The Dark Knight began with a record $18.5 million from midnight screenings, topping the previous high of $16.9 million for Star Wars: Episode III — The Revenge of the Sith.

The opening day grosses for The Dark Knight far exceeded the full weekend haul of its predecessor, Batman Begins, which took in $48.7 million in its first three days in 2005.

Reviews were excellent for director Christopher Nolan's Batman Begins, but they were stellar for his Dark Knight.  "We've really never seen anything like this," said Paul Dergarabedian, president of box-office tracker Media By Numbers. "The death of a fine actor taken in his prime, a legendary performance, and a movie that lives up to all the hype. That all combined to create these record-breaking numbers."

Buzz had been high for the Batman sequel well before Ledger died of an accidental prescription-drug overdose in January. Trailers last fall revealing Ledger's demented Joker, with crooked clown makeup, turned up the heat even more. The critical acclaim over his performance that built from advance screenings left fans in a frenzy.

"It's a combination of things. Certainly, that's a great part of it, but I think this movie's gross was partly because of the reviews it received and the incredible buzz and word of mouth that preceded it with our early screenings," Fellman said. "And the success and quality of the last one, Batman Begins, delivered by Chris Nolan just set the tone for the opening of this movie."

The Dark Knight reunites Christian Bale as Batman, the vigilante crime-fighter tormented by personal tragedy, and co-stars Michael Caine, Morgan Freeman and Gary Oldman.
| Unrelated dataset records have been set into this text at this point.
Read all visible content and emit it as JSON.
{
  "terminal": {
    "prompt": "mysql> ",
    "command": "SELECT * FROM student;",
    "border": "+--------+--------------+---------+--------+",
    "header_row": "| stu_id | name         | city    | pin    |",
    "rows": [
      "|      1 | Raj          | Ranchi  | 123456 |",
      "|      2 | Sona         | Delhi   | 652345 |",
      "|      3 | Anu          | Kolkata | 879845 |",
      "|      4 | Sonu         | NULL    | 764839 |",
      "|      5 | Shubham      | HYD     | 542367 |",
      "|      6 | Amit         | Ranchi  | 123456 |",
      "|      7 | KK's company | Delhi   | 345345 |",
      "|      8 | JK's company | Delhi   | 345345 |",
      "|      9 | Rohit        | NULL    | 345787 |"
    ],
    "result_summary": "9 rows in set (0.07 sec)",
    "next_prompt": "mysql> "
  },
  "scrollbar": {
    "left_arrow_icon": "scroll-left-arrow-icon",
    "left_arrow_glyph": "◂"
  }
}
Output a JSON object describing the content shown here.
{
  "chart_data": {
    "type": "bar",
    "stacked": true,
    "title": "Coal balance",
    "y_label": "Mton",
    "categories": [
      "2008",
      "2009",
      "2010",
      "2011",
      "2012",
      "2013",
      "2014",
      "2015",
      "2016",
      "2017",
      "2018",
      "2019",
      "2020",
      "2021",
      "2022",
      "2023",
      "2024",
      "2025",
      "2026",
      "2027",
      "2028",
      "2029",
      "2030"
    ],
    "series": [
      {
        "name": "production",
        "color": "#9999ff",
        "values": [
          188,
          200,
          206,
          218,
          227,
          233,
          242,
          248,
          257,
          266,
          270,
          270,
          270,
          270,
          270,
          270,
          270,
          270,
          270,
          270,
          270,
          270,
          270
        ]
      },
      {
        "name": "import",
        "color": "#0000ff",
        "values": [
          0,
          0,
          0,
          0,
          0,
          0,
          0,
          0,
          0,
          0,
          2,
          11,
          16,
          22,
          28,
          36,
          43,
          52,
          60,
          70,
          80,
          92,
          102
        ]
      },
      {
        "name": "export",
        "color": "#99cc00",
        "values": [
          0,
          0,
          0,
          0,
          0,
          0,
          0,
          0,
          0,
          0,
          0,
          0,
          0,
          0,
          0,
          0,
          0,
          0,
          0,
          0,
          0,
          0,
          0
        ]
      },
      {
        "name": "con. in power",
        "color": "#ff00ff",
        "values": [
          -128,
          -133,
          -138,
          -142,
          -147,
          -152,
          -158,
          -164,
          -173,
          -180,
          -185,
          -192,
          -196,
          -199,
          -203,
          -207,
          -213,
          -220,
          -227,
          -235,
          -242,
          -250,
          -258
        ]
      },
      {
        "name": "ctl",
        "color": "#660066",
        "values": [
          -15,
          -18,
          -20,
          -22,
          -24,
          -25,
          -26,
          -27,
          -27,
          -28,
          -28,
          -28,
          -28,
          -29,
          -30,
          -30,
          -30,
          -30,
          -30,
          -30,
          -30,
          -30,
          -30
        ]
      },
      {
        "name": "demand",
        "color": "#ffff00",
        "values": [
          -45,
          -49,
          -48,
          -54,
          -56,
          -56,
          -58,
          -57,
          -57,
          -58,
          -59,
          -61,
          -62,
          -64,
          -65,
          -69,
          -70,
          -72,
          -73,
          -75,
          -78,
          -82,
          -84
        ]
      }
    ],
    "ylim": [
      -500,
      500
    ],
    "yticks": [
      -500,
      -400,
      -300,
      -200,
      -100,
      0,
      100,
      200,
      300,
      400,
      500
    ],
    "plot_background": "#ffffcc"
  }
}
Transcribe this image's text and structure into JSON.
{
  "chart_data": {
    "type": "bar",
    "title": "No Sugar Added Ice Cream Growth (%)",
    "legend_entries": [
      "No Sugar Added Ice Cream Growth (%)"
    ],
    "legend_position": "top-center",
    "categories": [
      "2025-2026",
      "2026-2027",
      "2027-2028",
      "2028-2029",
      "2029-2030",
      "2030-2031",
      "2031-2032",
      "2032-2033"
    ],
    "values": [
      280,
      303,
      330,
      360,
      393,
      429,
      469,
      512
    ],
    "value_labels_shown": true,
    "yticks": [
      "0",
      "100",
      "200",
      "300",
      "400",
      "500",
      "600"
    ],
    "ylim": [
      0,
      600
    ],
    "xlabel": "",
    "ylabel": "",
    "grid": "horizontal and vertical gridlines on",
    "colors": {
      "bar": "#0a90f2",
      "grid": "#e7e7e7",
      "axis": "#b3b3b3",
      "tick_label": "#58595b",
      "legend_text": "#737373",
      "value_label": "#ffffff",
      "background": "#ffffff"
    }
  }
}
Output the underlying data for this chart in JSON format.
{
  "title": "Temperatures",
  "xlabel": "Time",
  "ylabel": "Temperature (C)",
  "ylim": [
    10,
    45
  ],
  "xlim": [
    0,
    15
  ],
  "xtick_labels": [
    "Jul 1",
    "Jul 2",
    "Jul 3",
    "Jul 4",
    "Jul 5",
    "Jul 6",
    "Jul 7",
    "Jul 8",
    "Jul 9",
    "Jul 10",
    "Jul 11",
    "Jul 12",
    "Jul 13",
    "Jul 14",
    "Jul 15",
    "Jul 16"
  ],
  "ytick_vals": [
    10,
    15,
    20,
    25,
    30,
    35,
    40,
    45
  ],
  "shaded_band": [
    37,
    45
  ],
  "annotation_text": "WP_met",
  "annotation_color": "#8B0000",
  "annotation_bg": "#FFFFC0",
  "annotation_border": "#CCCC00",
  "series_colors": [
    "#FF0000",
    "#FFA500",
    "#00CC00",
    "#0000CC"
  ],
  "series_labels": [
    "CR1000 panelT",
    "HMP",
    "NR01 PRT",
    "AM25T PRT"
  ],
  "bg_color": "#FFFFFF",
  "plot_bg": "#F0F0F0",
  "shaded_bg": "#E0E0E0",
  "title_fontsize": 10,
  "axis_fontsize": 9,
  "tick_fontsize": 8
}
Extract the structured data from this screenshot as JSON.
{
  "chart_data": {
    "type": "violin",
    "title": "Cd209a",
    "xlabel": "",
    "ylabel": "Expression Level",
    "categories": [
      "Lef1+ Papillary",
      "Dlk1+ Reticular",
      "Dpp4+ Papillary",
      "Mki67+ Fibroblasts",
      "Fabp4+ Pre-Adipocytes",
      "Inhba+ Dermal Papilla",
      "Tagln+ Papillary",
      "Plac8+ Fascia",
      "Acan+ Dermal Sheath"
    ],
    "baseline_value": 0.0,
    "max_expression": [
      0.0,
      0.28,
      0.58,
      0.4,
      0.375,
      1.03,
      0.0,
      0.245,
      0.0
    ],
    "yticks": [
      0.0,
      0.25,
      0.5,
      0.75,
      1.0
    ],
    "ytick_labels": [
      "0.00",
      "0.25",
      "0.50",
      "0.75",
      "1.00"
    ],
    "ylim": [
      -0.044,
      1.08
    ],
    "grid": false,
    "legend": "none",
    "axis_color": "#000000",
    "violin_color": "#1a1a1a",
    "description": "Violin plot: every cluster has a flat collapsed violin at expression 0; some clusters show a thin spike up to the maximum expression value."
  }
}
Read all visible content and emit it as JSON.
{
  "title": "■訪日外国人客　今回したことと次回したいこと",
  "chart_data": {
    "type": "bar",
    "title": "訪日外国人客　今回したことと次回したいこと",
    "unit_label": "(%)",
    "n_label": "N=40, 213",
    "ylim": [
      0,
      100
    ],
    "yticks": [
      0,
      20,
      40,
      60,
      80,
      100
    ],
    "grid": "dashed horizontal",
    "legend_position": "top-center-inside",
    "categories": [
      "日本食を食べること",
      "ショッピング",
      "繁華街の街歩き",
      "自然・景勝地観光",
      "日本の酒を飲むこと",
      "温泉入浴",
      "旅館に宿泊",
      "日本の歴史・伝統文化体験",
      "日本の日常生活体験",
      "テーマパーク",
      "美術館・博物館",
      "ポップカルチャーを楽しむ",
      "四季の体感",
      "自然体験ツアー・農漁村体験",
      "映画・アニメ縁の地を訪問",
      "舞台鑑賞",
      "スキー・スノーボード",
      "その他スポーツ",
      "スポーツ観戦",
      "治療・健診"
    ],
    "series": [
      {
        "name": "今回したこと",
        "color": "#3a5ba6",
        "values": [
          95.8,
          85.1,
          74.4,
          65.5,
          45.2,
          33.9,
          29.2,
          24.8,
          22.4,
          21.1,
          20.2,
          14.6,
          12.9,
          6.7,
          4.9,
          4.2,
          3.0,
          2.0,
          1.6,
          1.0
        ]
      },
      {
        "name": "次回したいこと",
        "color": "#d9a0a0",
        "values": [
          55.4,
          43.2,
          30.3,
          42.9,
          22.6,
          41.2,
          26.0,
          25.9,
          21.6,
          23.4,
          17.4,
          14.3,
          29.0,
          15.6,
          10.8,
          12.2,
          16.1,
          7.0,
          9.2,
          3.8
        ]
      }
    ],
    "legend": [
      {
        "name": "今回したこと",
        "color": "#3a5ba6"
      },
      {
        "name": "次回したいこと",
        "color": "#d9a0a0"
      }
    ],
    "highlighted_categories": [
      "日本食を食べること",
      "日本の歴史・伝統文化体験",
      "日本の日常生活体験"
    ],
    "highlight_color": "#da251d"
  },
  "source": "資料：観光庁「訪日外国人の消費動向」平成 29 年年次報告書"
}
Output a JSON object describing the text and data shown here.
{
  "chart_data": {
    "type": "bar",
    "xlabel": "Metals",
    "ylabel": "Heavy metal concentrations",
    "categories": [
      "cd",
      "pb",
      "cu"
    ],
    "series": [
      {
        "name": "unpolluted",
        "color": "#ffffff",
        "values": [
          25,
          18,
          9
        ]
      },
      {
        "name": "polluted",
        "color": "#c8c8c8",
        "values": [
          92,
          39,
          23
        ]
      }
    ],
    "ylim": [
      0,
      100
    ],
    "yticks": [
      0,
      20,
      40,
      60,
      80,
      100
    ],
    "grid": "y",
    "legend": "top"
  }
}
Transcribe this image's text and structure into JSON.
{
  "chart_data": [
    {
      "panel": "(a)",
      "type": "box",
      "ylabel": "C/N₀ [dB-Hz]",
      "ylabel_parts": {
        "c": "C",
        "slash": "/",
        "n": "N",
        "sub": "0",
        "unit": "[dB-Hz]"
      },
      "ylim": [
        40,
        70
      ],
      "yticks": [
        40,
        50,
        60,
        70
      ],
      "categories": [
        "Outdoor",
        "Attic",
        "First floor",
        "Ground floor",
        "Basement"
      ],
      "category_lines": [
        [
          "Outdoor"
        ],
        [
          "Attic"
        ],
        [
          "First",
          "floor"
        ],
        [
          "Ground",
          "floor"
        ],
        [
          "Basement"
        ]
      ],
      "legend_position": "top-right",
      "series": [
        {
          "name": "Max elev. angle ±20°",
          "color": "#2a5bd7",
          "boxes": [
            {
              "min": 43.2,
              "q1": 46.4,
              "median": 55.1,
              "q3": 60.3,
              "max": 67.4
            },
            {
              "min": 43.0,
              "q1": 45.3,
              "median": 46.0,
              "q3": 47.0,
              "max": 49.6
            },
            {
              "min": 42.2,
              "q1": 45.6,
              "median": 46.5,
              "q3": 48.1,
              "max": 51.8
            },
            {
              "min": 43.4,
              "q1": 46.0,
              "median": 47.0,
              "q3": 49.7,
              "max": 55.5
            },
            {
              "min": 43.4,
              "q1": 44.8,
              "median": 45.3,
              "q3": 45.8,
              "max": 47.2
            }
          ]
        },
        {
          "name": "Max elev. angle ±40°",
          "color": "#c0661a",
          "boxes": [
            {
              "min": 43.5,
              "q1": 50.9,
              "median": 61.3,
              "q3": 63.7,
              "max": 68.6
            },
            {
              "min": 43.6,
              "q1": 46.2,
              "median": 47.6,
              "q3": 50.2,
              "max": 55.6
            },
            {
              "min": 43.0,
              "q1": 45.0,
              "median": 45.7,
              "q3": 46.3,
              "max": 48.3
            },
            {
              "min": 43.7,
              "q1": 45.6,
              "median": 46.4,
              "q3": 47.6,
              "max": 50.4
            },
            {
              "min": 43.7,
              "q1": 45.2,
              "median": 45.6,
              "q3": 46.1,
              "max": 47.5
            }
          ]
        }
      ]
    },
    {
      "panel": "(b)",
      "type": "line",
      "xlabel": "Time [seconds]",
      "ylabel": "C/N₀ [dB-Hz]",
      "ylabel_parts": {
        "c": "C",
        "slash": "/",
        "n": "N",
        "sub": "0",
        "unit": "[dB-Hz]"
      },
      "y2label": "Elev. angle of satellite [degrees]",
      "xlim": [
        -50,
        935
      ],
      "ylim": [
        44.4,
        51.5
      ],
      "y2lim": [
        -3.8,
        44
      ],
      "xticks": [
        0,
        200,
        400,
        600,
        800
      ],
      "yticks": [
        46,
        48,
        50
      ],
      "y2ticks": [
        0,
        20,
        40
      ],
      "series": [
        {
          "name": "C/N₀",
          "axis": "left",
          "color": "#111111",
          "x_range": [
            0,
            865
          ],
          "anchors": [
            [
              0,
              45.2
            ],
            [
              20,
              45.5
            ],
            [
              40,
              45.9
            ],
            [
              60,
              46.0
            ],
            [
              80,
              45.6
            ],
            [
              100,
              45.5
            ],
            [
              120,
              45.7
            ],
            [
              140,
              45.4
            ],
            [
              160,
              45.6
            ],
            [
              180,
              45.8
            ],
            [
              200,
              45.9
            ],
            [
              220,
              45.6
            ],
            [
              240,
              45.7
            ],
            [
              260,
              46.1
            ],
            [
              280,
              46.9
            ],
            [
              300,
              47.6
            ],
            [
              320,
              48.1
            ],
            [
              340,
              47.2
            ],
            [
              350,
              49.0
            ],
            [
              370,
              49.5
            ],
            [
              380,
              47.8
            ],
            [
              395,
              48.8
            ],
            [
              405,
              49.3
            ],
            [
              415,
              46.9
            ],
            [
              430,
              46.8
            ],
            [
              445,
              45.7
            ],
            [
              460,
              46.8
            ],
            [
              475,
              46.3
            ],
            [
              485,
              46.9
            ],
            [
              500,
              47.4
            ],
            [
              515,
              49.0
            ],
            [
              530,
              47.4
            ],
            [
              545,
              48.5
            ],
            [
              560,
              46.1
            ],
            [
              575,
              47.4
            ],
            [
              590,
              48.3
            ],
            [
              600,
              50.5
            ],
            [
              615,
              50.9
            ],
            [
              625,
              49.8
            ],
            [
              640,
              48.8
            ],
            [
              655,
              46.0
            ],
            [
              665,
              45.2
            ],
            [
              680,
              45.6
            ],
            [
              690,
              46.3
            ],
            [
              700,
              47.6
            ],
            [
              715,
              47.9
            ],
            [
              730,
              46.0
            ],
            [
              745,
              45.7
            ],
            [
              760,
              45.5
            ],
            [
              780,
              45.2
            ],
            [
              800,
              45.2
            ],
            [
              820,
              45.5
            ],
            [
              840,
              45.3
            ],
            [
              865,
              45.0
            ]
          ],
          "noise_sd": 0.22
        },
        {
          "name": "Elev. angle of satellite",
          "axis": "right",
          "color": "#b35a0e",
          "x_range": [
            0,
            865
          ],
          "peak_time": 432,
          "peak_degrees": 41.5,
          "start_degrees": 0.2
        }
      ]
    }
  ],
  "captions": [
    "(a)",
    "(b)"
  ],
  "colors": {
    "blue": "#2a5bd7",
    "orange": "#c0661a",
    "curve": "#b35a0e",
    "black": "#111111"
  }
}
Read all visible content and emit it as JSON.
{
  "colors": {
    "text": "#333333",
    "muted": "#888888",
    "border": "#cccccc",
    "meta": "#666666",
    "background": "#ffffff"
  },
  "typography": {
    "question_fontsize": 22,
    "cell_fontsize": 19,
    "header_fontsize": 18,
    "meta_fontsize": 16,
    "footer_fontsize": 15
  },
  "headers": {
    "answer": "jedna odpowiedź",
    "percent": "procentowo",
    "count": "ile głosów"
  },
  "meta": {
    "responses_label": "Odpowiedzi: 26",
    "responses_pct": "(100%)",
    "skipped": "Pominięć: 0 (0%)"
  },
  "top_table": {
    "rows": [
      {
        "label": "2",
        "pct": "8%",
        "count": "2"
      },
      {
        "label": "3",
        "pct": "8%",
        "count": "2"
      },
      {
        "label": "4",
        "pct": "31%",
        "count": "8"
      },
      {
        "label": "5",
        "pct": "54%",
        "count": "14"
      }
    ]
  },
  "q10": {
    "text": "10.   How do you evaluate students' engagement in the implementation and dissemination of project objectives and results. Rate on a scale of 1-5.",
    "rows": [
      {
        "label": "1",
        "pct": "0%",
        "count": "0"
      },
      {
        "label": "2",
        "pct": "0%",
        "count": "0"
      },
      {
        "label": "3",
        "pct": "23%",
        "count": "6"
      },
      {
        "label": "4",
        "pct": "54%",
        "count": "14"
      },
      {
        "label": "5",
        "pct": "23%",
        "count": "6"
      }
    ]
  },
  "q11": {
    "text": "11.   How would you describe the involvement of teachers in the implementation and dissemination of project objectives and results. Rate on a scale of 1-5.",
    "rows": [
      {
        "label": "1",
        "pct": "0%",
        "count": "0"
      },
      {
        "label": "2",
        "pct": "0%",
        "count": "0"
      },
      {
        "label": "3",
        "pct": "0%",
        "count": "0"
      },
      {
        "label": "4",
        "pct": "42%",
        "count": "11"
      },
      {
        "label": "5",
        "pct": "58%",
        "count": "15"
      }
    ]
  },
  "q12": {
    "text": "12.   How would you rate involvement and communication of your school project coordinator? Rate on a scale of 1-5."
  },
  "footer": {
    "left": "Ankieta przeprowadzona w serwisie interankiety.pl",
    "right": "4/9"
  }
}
Maggie Gyllenhaal also stars.

The film spins an epic crime duel as Ledger's Joker orchestrates a reign of terror on the city of Gotham aimed to spread chaos and break down the restraint that keeps Batman on the right side of the law.

While critics are taking the film seriously enough to suggest Ledger could be in line for an Academy Award nomination, the action-packed movie also delivers as pure summer movie escapism.

"If you're worried about mortgage payments and gas prices, when you're sitting in The Dark Knight for two and a half hours, you're not thinking about any of that stuff," Dergarabedian said.